The island of NEGROS, fourth largest in the country and home to 3.5 million people, lies at the heart of the Visayas, between Panay to the west and Cebu to the east. Shaped like a boot, it’s split diagonally into the northwestern province of Negros Occidental and the southeastern province of Negros Oriental. The demarcation came when early missionaries decided the thickly jungled central mountain range was too formidable to cross, and is still felt today with each side of the island speaking different languages – Cebuano to the east and Ilonggo to the west.
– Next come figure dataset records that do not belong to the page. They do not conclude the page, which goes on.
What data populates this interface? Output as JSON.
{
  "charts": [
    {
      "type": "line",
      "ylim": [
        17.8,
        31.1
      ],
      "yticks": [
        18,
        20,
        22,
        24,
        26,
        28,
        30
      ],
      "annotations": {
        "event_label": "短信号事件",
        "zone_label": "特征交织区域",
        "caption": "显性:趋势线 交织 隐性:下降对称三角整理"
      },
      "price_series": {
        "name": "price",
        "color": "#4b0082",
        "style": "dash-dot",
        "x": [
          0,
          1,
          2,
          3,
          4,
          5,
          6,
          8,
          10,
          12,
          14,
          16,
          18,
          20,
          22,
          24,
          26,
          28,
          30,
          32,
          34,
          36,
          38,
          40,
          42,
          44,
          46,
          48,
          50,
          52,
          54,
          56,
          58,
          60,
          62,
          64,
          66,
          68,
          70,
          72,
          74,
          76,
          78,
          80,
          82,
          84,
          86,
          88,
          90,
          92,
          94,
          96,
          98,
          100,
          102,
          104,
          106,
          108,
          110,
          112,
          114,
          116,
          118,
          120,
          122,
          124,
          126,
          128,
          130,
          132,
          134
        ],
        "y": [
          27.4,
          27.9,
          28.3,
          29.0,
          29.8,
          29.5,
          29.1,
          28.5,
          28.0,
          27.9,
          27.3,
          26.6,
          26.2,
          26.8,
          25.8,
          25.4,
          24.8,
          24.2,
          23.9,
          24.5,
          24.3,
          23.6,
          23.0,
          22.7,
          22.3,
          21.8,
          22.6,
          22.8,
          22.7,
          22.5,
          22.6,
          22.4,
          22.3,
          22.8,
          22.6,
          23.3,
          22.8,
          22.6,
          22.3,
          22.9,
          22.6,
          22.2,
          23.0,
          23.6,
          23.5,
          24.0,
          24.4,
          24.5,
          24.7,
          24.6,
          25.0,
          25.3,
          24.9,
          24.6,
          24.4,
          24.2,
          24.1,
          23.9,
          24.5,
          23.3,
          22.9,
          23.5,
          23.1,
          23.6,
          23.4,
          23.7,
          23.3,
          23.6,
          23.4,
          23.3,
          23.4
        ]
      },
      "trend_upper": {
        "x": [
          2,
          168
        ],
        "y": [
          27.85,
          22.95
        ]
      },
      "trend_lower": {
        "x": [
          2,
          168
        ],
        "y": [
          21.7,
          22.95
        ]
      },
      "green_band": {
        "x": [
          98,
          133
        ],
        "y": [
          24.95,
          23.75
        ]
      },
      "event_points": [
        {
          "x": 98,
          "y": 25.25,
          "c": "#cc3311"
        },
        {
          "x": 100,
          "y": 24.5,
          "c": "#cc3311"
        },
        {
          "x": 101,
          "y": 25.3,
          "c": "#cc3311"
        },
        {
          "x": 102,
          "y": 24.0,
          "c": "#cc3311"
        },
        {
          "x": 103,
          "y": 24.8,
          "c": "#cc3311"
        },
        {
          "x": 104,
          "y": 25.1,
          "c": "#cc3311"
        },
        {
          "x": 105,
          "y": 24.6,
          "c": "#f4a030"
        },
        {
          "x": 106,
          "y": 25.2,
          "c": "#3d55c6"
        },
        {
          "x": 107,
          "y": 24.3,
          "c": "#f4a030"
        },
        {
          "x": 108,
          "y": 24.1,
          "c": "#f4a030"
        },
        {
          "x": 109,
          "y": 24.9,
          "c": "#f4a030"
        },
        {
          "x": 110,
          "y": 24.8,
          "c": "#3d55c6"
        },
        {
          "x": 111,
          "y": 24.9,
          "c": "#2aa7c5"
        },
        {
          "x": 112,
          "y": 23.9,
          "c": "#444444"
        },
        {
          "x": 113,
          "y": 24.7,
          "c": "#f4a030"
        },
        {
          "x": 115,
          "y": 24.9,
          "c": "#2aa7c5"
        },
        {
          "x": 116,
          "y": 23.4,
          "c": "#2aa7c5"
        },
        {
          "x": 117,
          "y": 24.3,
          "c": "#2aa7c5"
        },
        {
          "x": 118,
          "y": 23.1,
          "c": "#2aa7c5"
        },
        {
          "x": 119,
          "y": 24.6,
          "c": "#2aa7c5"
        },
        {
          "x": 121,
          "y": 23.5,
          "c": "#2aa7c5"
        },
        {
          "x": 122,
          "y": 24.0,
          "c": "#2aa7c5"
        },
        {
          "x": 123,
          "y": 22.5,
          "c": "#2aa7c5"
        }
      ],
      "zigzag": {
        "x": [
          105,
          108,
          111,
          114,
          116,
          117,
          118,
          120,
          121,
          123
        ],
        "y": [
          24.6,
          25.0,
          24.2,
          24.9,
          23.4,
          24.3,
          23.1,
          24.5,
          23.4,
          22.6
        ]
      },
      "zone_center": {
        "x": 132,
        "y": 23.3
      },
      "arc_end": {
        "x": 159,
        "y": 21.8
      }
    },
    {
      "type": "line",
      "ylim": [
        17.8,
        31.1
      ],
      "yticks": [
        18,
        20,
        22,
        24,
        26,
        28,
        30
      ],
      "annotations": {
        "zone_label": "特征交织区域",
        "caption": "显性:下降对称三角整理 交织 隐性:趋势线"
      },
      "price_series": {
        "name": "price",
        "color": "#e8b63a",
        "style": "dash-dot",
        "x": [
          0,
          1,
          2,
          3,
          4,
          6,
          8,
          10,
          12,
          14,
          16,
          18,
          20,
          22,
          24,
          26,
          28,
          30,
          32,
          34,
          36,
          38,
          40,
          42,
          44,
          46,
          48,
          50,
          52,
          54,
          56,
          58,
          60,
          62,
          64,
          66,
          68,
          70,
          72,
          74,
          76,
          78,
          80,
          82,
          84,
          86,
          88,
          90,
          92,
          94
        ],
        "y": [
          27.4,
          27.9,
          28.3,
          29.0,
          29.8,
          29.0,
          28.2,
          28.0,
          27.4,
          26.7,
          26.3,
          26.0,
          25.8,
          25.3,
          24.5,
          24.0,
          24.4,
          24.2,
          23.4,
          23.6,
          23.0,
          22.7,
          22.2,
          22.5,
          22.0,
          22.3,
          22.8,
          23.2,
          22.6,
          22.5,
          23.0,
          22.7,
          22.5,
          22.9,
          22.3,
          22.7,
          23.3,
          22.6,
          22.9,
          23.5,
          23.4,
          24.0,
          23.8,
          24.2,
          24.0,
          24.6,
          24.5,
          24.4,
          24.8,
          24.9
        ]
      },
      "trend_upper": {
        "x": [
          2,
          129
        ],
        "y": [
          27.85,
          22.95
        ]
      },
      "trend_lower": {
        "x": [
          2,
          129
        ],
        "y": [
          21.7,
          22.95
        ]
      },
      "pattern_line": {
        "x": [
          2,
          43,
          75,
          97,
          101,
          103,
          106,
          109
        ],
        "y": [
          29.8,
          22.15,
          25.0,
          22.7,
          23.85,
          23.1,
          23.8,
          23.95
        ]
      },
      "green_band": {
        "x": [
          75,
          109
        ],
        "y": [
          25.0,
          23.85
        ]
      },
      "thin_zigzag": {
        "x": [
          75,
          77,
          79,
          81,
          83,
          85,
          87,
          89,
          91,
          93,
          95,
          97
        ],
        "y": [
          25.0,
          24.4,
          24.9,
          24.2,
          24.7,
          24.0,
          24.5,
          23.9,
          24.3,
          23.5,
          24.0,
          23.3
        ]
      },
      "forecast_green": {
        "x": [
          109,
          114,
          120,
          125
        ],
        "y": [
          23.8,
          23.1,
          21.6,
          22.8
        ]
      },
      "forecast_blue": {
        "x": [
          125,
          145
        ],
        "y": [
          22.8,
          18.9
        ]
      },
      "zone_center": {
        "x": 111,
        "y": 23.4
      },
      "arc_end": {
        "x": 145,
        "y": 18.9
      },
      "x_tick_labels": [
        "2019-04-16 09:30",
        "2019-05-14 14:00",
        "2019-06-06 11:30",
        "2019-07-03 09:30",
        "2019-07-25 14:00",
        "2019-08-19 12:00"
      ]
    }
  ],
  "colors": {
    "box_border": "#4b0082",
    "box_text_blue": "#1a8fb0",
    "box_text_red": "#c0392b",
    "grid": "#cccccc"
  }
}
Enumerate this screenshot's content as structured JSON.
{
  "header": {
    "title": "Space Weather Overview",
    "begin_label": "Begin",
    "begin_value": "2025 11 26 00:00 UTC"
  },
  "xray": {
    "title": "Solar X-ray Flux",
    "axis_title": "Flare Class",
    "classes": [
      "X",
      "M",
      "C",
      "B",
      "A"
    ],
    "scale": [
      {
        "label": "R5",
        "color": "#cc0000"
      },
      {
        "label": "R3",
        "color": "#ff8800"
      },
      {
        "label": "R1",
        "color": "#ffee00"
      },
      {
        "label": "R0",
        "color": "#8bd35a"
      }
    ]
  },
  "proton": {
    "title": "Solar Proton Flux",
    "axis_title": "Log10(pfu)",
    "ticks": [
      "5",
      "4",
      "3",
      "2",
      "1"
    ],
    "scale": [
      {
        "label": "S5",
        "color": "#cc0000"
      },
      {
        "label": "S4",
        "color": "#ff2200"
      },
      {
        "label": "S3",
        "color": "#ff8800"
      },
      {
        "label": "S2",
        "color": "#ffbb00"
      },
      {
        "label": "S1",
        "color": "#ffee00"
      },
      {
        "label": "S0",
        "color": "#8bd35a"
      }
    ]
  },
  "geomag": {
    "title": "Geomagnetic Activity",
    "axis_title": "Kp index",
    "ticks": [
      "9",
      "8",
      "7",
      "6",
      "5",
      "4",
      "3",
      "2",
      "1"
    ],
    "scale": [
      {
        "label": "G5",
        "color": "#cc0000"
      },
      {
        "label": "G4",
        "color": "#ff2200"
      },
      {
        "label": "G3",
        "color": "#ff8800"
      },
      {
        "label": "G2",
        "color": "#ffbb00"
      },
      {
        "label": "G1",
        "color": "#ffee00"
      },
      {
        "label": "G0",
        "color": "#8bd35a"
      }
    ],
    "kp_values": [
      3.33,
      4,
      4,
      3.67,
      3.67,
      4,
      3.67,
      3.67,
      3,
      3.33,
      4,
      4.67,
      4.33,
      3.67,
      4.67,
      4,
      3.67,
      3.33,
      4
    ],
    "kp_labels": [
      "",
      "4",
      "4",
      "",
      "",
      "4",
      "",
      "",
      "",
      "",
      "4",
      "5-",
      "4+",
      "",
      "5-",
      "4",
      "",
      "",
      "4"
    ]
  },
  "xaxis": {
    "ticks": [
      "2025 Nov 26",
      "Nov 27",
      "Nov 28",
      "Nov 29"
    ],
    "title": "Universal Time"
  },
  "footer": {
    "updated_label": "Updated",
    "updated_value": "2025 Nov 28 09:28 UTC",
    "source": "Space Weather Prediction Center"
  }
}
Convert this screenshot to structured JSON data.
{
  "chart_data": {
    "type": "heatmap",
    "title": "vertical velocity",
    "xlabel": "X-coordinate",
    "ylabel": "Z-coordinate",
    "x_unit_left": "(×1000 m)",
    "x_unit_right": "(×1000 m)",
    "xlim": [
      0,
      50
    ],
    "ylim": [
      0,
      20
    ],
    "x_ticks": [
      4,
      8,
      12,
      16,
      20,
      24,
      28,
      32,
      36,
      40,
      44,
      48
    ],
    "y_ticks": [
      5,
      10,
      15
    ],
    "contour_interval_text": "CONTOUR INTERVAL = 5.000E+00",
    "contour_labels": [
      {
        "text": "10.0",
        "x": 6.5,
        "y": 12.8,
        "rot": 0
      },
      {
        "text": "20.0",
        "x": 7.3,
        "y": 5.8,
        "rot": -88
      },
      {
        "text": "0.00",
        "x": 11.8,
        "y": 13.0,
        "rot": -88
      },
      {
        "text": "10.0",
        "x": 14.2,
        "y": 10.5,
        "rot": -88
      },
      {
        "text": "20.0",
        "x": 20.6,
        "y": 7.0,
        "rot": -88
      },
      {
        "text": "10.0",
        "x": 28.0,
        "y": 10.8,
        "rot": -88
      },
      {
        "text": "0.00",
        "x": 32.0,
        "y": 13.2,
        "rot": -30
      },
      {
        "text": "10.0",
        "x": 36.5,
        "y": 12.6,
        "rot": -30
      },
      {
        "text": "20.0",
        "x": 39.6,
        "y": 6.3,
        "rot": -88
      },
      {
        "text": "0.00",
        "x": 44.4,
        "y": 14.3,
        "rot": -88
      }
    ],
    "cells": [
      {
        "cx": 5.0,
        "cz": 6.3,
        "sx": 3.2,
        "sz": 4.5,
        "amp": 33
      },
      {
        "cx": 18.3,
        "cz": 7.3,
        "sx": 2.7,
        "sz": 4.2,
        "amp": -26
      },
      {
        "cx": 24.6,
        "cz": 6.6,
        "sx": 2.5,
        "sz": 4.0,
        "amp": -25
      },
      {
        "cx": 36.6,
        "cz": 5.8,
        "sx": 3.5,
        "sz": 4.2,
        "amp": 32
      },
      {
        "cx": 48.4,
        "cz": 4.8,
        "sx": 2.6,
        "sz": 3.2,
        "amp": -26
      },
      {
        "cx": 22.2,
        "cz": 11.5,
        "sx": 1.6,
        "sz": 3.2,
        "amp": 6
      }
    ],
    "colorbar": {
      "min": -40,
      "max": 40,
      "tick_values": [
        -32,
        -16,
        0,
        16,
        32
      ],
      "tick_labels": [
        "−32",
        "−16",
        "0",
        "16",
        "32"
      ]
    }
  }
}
Today Negros is known as “Sugarlandia”, its rich lowlands growing two-thirds of the nation’s sugar cane and you’ll see evidence of this in the vast silver-green expanse of sugar-cane plantations stretching from the Gulf of Panay across gentle foothills and on to volcanic mountains of the interior. The mountains rise to a giddy 2465m at the peak of Mount Kanlaon, the highest mountain in the Visayas. For the intrepid this means there’s some extreme trekking and climbing on Negros, from Mount Kanlaon itself to Mount Silay in the north. From Bacolod, the capital of Negros Occidental, you can follow the coastal road clockwise to Silay, a beautifully preserved sugar town with grand antique homes and old sugar locomotives. Much of the north coast is given over to the port towns through which sugar is shipped to Manila, but at the southern end of the island around Dumaguete there are good beaches and scuba diving, with a range of excellent budget accommodation. The southwest coast – the heel of the boot – is home to the island’s best beaches, and remains charmingly rural and undeveloped, with carabao in the fields and chocolate-coloured roads winding lazily into the farming barrios of the foothills.

Brief history

Among Negros’s earliest inhabitants were dark-skinned natives belonging to the Negrito ethnic group – hence the name Negros, imposed by the Spanish when they set foot here in April 1565. After appointing bureaucrats to run the island, Miguel Lopez de Legazpi placed it under the jurisdiction of its first Spanish governor. Religious orders wasted no time in moving in to evangelize the natives, ripe for conversion to the true faith. The latter half of the eighteenth century was a period of rapid economic expansion for Negros, with its sugar industry flourishing and Visayan ports such as Cebu and Iloilo open for the first time to foreign ships. In the last century the rapacious growth of the sugar industry and its increasing politicization were to have disastrous consequences that are still being felt today.